A correspondent reminds me that letter 100 in the Collectio Avellana, a medieval collection of papal letters, is a letter by Pope Gelasius to the senator Andromachus, justifying the abolition of the ancient Roman festival of the Lupercalia.  I mentioned it here, but then forgot all about it.  By chance another correspondent wrote on a different issue today, and from his role, he may know of someone competent to do the job and who might be glad of the money.  I’d do it myself if I ever had any time away from working.

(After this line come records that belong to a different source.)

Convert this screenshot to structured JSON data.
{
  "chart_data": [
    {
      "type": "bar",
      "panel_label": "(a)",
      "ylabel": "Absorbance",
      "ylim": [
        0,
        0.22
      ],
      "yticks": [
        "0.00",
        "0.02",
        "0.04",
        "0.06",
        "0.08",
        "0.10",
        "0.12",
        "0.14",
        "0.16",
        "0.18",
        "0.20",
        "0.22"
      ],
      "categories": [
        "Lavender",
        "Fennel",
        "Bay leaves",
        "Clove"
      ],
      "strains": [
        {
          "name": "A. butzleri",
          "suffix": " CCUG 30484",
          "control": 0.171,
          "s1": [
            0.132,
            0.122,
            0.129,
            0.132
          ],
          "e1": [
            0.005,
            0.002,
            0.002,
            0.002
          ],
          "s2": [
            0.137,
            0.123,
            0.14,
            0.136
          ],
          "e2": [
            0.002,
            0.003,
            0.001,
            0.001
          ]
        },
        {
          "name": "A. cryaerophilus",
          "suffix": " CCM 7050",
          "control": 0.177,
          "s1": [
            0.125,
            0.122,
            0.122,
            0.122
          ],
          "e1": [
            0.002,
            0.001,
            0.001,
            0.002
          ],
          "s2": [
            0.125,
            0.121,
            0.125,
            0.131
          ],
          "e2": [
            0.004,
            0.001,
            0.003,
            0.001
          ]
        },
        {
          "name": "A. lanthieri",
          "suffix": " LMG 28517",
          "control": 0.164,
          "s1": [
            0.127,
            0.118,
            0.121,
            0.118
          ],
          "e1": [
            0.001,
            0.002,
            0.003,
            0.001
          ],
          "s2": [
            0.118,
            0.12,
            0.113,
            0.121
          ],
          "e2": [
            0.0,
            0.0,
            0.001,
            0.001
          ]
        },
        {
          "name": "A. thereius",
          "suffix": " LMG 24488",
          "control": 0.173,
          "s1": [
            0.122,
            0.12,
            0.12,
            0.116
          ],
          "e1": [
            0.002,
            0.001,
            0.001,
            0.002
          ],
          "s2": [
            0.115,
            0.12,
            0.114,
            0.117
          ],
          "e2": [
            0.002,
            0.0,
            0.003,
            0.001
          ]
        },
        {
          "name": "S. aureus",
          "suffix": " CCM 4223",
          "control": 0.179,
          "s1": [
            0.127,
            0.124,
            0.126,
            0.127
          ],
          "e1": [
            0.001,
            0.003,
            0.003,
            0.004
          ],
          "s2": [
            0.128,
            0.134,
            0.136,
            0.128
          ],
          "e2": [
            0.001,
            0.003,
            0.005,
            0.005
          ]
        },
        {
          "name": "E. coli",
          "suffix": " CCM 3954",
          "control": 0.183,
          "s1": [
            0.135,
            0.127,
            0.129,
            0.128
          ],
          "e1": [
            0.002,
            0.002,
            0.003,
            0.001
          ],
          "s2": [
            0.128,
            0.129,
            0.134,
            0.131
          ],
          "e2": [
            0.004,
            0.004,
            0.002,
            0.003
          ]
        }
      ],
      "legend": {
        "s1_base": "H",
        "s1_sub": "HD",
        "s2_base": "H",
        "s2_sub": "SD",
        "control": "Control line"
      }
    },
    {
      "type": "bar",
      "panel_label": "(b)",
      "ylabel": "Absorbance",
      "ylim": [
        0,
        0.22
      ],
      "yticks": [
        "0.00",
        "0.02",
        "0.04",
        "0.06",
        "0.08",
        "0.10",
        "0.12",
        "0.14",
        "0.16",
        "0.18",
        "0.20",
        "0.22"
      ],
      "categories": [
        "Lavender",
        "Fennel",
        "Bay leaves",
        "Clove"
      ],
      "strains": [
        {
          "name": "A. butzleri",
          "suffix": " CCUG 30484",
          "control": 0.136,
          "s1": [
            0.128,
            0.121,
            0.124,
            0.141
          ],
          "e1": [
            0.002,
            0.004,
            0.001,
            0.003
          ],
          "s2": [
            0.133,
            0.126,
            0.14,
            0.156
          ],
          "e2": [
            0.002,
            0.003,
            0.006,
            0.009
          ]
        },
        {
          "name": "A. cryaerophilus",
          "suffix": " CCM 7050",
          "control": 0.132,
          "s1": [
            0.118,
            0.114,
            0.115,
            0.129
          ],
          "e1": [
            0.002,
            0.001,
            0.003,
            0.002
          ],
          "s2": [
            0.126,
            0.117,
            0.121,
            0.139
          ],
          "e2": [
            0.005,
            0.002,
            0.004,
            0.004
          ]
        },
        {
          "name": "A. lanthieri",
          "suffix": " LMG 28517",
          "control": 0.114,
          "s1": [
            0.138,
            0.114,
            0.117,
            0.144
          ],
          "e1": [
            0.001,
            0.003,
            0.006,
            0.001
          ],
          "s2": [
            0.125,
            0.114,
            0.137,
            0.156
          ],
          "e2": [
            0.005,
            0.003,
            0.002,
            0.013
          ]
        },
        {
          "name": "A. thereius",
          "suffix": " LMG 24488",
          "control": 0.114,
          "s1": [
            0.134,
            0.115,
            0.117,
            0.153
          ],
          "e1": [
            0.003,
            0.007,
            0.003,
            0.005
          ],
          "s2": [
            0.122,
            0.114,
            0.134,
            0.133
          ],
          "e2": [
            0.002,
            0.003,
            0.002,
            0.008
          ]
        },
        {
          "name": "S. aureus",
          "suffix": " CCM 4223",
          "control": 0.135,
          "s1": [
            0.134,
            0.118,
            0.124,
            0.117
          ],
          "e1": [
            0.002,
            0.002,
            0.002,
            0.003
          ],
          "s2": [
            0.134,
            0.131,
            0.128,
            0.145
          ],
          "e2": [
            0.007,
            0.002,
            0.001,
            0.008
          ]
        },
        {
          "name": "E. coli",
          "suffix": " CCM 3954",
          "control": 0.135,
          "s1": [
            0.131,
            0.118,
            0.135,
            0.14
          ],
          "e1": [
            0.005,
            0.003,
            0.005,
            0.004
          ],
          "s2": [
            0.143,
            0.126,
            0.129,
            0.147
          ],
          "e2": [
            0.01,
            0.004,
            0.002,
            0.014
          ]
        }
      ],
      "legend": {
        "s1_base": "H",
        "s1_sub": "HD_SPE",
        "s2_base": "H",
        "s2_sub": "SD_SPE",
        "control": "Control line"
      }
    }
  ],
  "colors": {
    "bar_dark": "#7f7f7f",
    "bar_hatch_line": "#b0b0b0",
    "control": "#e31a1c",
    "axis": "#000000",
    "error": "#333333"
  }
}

The letter is interesting, not just for itself, but also because it quotes from the lost 2nd decade of Livy, on the origins of the Lupercalia.  Which is something that should be made more widely available, all for itself.

In other news, the vandal attacking the Mithras pages made another attempt yesterday, but not today.  I infer that the wretch has had to go back to work.  I wonder who he really is, and where from?

Share

From my diary

I’ve spent some time working on the security of the Mithras site.  This now seems to be working, but we will see.  On Saturday I logged out and made sure that every page had some kind of security check.  No vandalism occurred yesterday, therefore.  Today I added a login page and password.

The vandal made two more attempts to edit today, one from an IP address supposedly in Sweden, the other using an IP address supposedly in Germany.  Clearly the IP addresses have been spoofed, and tell us nothing, therefore.

I’ve now started to think once more about how best to display the CIMRM data for monuments, inscriptions, etc.  Probably the thing to do is to experiment with one or two downloadable solutions, and see if these can be adapted.  I have a dreadful cold, however, so I may just go back to bed!